Wills Eye Hospital on Thursday regained its status as a hospital under Medicare, a major gain for the Center City institution that will enable it to perform complex surgeries that take more than four hours and to receive higher Medicare rates than it could as an ambulatory surgery center.
The decision by the federal Centers for Medicare & Medicaid Services came two months after the nonprofit, which is owned by Philadelphia’s Board of Directors of City Trusts, lost a legal fight over its status in federal court in Philadelphia.
“We are pleased to learn of the CMS decision,” Wills said in a statement. “We very much appreciate the tireless efforts of our senators and the Pennsylvania congressional delegation to advocate for the patients of Wills Eye Hospital. We are grateful to CMS to have the opportunity to move forward, and we remain committed to providing the highest level hospital care to our patients.”
The financial implications are significant. According to the Ambulatory Surgery Center Association in 2016, Medicare pays hospitals $1,745 for an outpatient cataract surgery while paying surgery centers only $976 for the same surgery. Wills had an operating loss of $9.1 million on revenue of $64.6 million in the year ended June 30.
Pennsylvania’s U.S. senators praised the agency’s action.
“The decision by CMS will help preserve access to high-quality, complex eye care for patients in the Philadelphia region and beyond at this respected institution,” said U.S. Sen. Pat Toomey (R., Pa.).
“They have deserved this designation from the beginning, and I am appreciative of CMS’s work to create this opportunity,” said U.S. Sen. Bob Casey (D., Pa.).
Wills’ predicament dates to July 2006, when it sold its inpatient business to Thomas Jefferson University Hospital, operating instead as an ambulatory surgery center at Eighth and Walnut Streets. But it was not long before Wills management changed course and undertook a $6.5 million renovation in 2013 that included a four-bed inpatient unit.

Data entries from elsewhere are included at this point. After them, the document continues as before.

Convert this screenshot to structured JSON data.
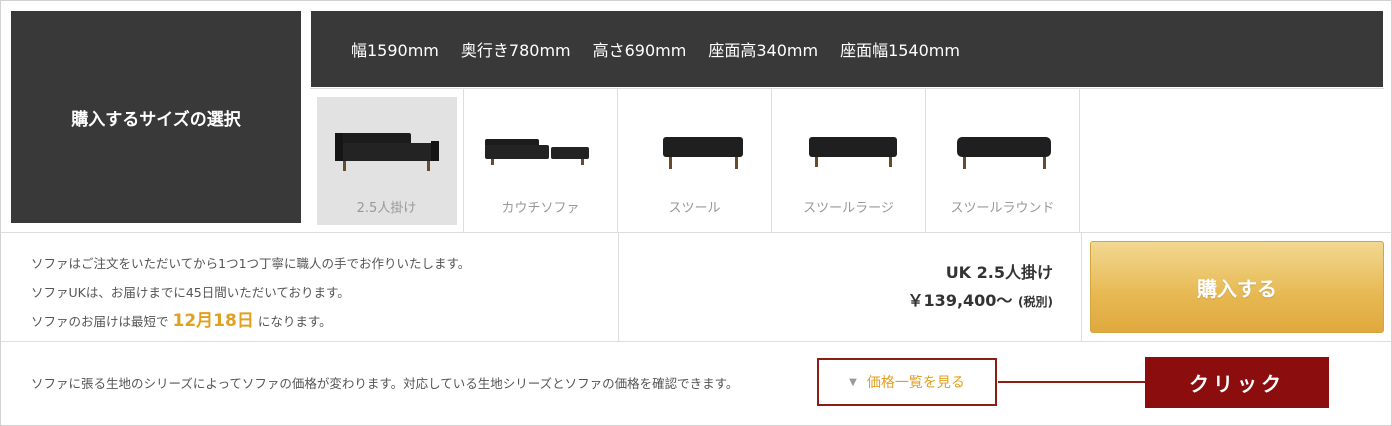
{
  "size_label": "購入するサイズの選択",
  "dimensions": [
    "幅1590mm",
    "奥行き780mm",
    "高さ690mm",
    "座面高340mm",
    "座面幅1540mm"
  ],
  "options": [
    {
      "label": "2.5人掛け",
      "icon": "sofa-icon",
      "selected": true
    },
    {
      "label": "カウチソファ",
      "icon": "couch-sofa-icon",
      "selected": false
    },
    {
      "label": "スツール",
      "icon": "stool-icon",
      "selected": false
    },
    {
      "label": "スツールラージ",
      "icon": "stool-large-icon",
      "selected": false
    },
    {
      "label": "スツールラウンド",
      "icon": "stool-round-icon",
      "selected": false
    }
  ],
  "delivery_note": {
    "line1": "ソファはご注文をいただいてから1つ1つ丁寧に職人の手でお作りいたします。",
    "line2": "ソファUKは、お届けまでに45日間いただいております。",
    "line3_prefix": "ソファのお届けは最短で",
    "date": "12月18日",
    "line3_suffix": "になります。"
  },
  "product": {
    "name": "UK 2.5人掛け",
    "price": "￥139,400〜",
    "tax_note": "(税別)"
  },
  "buy_button": "購入する",
  "fabric_note": "ソファに張る生地のシリーズによってソファの価格が変わります。対応している生地シリーズとソファの価格を確認できます。",
  "price_list_button": "価格一覧を見る",
  "callout": "クリック",
  "colors": {
    "dark_panel": "#393939",
    "accent_gold": "#e0a020",
    "callout_red": "#8b0d0d"
  }
}
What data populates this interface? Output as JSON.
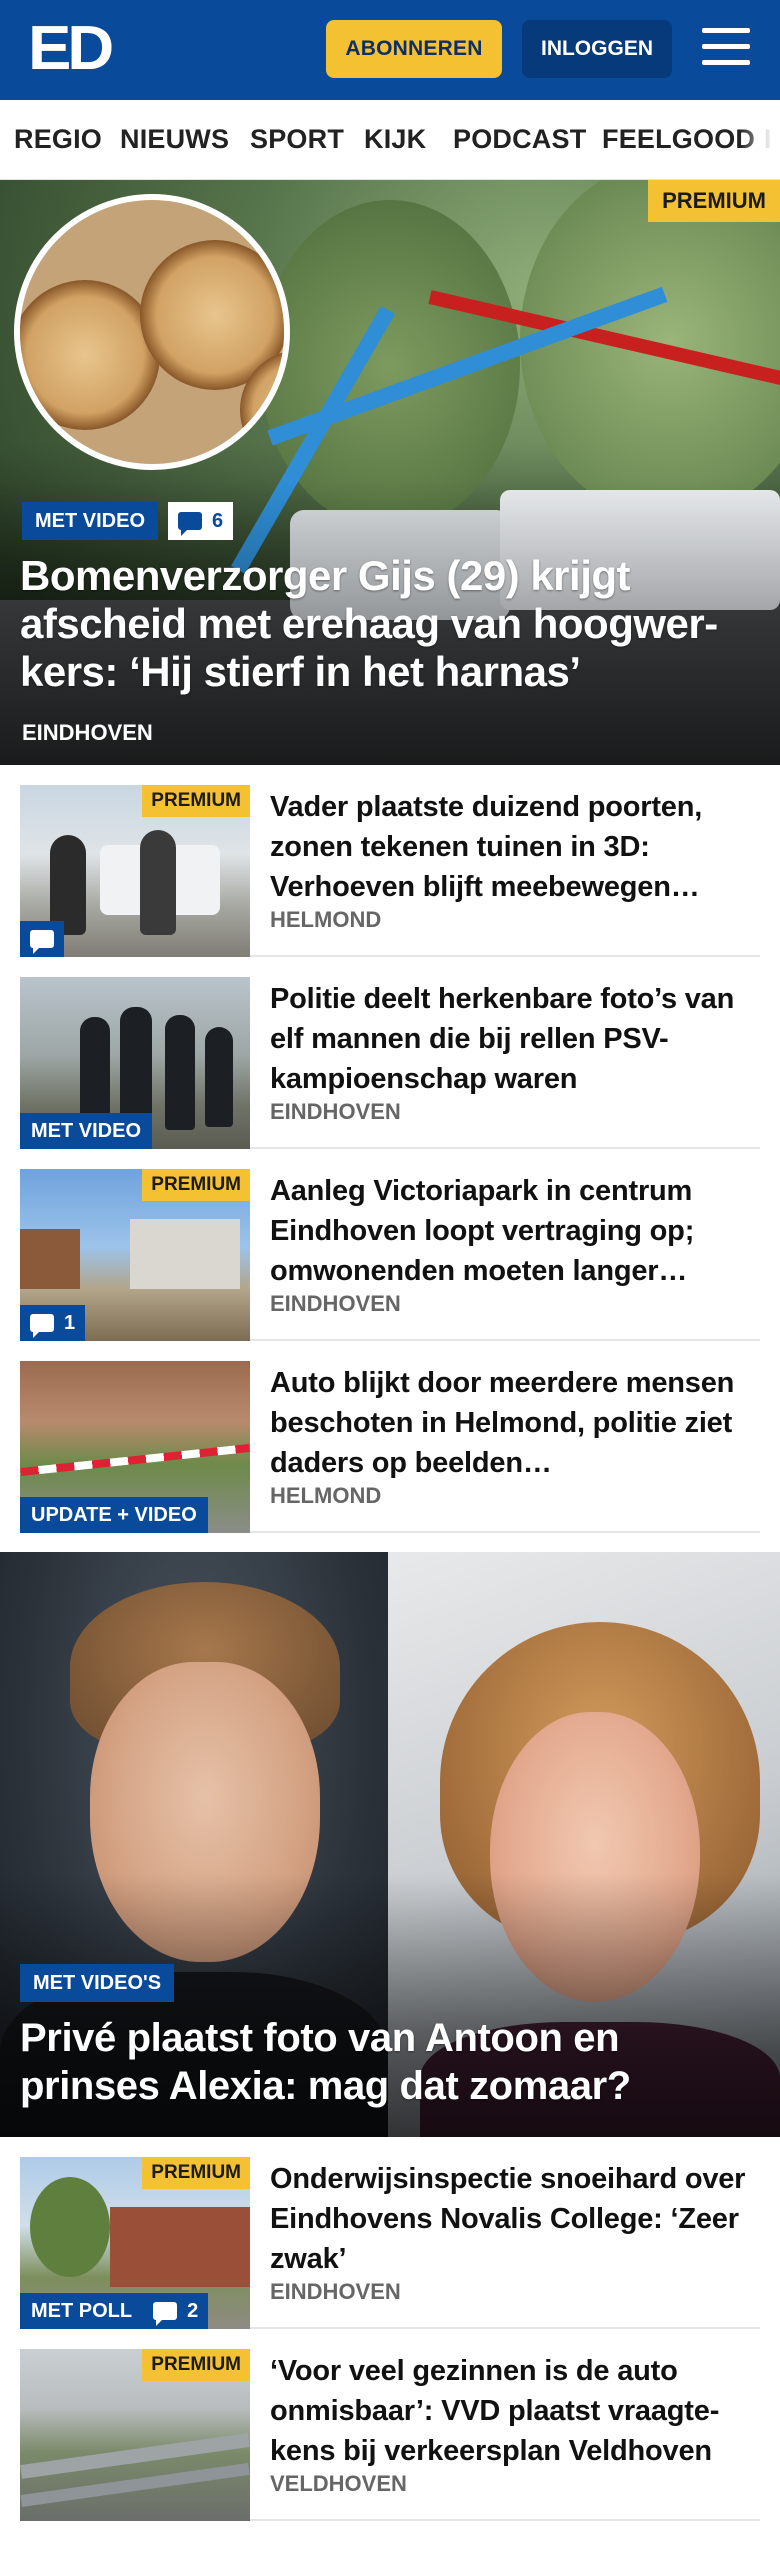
{
  "header": {
    "logo": "ED",
    "subscribe_label": "ABONNEREN",
    "login_label": "INLOGGEN"
  },
  "nav": {
    "items": [
      "REGIO",
      "NIEUWS",
      "SPORT",
      "KIJK",
      "PODCAST",
      "FEELGOOD",
      "I"
    ]
  },
  "hero": {
    "badge": "PREMIUM",
    "tag": "MET VIDEO",
    "comments": "6",
    "title": "Bomenverzorger Gijs (29) krijgt afscheid met erehaag van hoogwer­kers: ‘Hij stierf in het harnas’",
    "place": "EINDHOVEN"
  },
  "articles": [
    {
      "title": "Vader plaatste duizend poorten, zonen tekenen tuinen in 3D: Verhoeven blijft meebewegen…",
      "place": "HELMOND",
      "premium": "PREMIUM",
      "tag": "",
      "comments": ""
    },
    {
      "title": "Politie deelt herkenbare foto’s van elf mannen die bij rellen PSV-kampioenschap waren",
      "place": "EINDHOVEN",
      "premium": "",
      "tag": "MET VIDEO",
      "comments": ""
    },
    {
      "title": "Aanleg Victoriapark in centrum Eindhoven loopt vertraging op; omwonenden moeten langer…",
      "place": "EINDHOVEN",
      "premium": "PREMIUM",
      "tag": "",
      "comments": "1"
    },
    {
      "title": "Auto blijkt door meerdere mensen beschoten in Helmond, politie ziet daders op beelden…",
      "place": "HELMOND",
      "premium": "",
      "tag": "UPDATE + VIDEO",
      "comments": ""
    }
  ],
  "feature": {
    "tag": "MET VIDEO'S",
    "title": "Privé plaatst foto van Antoon en prinses Alexia: mag dat zomaar?"
  },
  "articles2": [
    {
      "title": "Onderwijsinspectie snoeihard over Eindhovens Novalis College: ‘Zeer zwak’",
      "place": "EINDHOVEN",
      "premium": "PREMIUM",
      "tag": "MET POLL",
      "comments": "2"
    },
    {
      "title": "‘Voor veel gezinnen is de auto onmisbaar’: VVD plaatst vraagte­kens bij verkeersplan Veldhoven",
      "place": "VELDHOVEN",
      "premium": "PREMIUM",
      "tag": "",
      "comments": ""
    }
  ],
  "colors": {
    "brand_blue": "#0a4a9a",
    "premium_yellow": "#f4c132"
  }
}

Medicare officials, however, rejected Wills’ bid to regain certification as a hospital, finding that it treated too few inpatients relative to its number of outpatients to qualify as a hospital.
Wills repeatedly argued that CMS officials made an arbitrary decision that, if applied broadly, would prevent many high-profile hospitals from participating in Medicare.
Between 2013 and 2016, Medicare certified at least 30 hospitals with 10 or fewer beds, including a one-bed hospital in Minnesota, according to agency data.
Wills’ major East Coast competitors — Anne Bates Leach Eye Hospital, part of the University of Miami Health System; the Wilmer Eye Institute in Baltimore; Massachusetts Eye and Ear in Boston — all had very low percentages of inpatient care and were still certified as hospitals.
But Wills lost at every level of appeal, including in October 2016 at the final stage within CMS. After that decision, Wills had to stop keeping patients for more than 24 hours. Such patients started going to Jefferson.
Wills last week took its legal fight to the U.S. Court of Appeals for the Third Circuit, all the while hoping for relief from a September change in regulatory guidance on what qualifies as a hospital.
The guidance said that “hospitals are not required to have a specific inpatient-to-outpatient ratio” to meet the criteria as a hospital.